Elder Scrolls Online has employed a unique way of doing player trading. As we all know, there are no global auction houses. What’s more is that materials used in crafting have no or quite low value when selling them to NPCs. Instead, there are trading guilds, guild merchants and merchants in Cyrodiil. Here’s a statement from Nick Konkle:
You don’t necessarily want to do a global auction house for a game with one giant server because that generally leads to all the best gear being available at very, very cheap prices, a lot of times that can trivialize the game. You cannot have a healthy economy when there are no restrictions on getting the best stuff in the game.
I’ve read another statement somewhere that the way ESO does player trading is the closest they can get to simulating regional pricing for goods in a game where fast travel is a thing.
I respect both of these explanations and find it quite refreshing that a developer leaves out a “standard feature” of MMORPGs in favour of game design. However, this approach isn’t working out for me- and possibly a few other players out there, if i were to assume i’m not the only one having some trouble in using either chat or trading guilds as market places.
As i’m also playing EVE these days, i began to think about ways Elder Scrolls Online could add public market places into the game without breaking aforementioned guidelines.
Add a guild finder
I think ZOS has plans to introduce a guild finder in the game. While it’s not too difficult to find guilds who are advertising on the official forums etc., having an ingame interface would make things easier. After seeing EVE’s corp search tool, i’d wish for ESO’s to be more elaborate. In my opinion, there’s a few key factors when looking for a good fit and i think all of this should be considered when designing the guild finder:
- Play time. Either give a few options to enter your average weekly time you spend in the game or give the option to enter time of day for your activities.

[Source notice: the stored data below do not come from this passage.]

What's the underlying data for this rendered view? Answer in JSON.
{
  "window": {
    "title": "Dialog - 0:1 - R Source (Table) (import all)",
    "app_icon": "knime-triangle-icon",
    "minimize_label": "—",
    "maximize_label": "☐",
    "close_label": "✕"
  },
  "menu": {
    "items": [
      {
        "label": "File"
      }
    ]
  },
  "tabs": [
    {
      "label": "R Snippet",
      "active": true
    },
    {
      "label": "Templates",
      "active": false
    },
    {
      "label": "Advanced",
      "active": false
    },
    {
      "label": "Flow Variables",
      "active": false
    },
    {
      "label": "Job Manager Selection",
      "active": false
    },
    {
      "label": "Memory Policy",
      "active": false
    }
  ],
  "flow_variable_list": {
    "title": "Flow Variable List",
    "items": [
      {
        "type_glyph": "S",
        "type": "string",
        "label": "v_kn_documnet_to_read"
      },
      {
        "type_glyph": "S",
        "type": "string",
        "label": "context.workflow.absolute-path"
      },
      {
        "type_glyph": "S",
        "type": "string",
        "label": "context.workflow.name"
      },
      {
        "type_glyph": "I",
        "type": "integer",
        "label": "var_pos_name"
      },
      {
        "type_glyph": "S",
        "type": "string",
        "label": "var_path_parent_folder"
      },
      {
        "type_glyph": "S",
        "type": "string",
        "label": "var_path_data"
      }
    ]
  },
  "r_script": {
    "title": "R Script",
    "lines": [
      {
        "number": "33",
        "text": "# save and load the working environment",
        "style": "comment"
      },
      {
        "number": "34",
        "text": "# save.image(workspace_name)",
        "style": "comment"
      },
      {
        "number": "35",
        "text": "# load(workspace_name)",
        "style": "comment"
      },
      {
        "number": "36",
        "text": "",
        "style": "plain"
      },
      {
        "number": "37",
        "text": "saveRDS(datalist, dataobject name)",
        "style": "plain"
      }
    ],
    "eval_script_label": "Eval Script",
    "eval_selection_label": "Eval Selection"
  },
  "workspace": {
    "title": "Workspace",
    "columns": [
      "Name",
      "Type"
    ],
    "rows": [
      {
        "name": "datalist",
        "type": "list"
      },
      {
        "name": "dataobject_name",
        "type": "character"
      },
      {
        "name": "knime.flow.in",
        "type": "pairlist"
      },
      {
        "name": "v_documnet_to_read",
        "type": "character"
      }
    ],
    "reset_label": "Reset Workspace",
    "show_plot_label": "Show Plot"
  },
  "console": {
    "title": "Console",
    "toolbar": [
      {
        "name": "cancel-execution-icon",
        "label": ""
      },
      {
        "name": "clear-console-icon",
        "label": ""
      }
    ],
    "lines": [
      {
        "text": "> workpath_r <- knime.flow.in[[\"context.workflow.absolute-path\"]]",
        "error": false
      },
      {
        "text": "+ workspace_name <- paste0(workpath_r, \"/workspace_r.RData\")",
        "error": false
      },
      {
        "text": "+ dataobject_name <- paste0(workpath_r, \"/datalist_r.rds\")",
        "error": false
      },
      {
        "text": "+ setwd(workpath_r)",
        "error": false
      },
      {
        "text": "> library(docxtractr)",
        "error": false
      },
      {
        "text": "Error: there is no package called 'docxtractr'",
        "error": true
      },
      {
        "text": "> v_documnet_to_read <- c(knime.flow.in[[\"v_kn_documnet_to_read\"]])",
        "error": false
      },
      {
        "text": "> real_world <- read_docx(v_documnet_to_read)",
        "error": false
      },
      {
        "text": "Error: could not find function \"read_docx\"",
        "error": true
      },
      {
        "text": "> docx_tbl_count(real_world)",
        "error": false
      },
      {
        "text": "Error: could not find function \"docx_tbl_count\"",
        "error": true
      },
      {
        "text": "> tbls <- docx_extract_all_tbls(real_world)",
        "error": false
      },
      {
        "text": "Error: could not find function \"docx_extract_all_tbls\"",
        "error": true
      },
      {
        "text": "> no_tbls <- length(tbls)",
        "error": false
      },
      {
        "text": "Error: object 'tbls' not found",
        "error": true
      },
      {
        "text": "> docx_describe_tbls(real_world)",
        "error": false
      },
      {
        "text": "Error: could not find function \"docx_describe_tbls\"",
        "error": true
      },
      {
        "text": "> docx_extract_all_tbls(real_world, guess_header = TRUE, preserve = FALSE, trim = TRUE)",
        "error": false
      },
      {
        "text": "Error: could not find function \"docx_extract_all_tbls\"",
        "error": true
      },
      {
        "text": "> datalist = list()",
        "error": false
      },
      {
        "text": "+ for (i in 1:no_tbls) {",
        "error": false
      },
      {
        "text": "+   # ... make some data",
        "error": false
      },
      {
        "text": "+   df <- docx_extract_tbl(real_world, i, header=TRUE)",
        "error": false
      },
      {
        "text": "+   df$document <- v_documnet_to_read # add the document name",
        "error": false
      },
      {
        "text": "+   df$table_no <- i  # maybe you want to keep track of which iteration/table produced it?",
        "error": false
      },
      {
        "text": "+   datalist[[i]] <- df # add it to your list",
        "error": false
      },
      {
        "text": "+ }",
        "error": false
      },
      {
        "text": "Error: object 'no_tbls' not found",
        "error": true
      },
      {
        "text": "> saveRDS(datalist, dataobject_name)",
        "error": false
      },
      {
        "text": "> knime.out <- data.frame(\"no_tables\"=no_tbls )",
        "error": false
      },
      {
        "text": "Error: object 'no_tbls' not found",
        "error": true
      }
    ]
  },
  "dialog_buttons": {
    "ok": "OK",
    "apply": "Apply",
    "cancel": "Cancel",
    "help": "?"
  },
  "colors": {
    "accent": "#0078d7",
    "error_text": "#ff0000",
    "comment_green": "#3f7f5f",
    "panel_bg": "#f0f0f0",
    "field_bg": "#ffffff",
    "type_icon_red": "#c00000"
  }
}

- Gameplay focus: Questing, Dungeons, Raiding, Crafting, Trade, Thieving, Fishing, Roleplaying and PvP are already in game, with “killing” coming soon. Provide checkboxes to select the content you’re interested in.
- Target Group: Hardcore, Casual, Social, 18+, family-friendly and more
When you present the results, be sure to add ways to join that guild- provide a button to text with a recruitment officer and/or a simple “apply” button with an optional text message just like they already have with friend requests.
Create regional markets
The market places / merchants would need to be located in the game world. No fancy interface, just a house in a city- let’s say one per zone. I’d also prefer it if the prices weren’t scannable by addons which could be making it easy for players to figure out where to buy/sell stuff.
To get regionally different prices, there needs to be a way to control these prices. As you can’t rely on players to do that themselves, as you can indeed fast travel through the world, there’d need to be taxes. Luckily, Elder Scrolls Online already has something that denotes the origin of the item: the crafting motifs. So they could put different taxes on items in different regions.
Let’s say you craft an armor in breton style but want to sell it in Auridon- you could do that, but it would be heavily taxed because the Bretons aren’t even in the same alliance. I think Auridon is also Altmer territory while Grahtwood is Bosmer- you could set taxes accordingly. They’d be lower than the Breton style taxes, but still different.
Of course, there are additional styles that might not be as easy to locate in the geography of Tamriel. I don’t know enough about them to make suggestions, but i’m sure one could figure out a way.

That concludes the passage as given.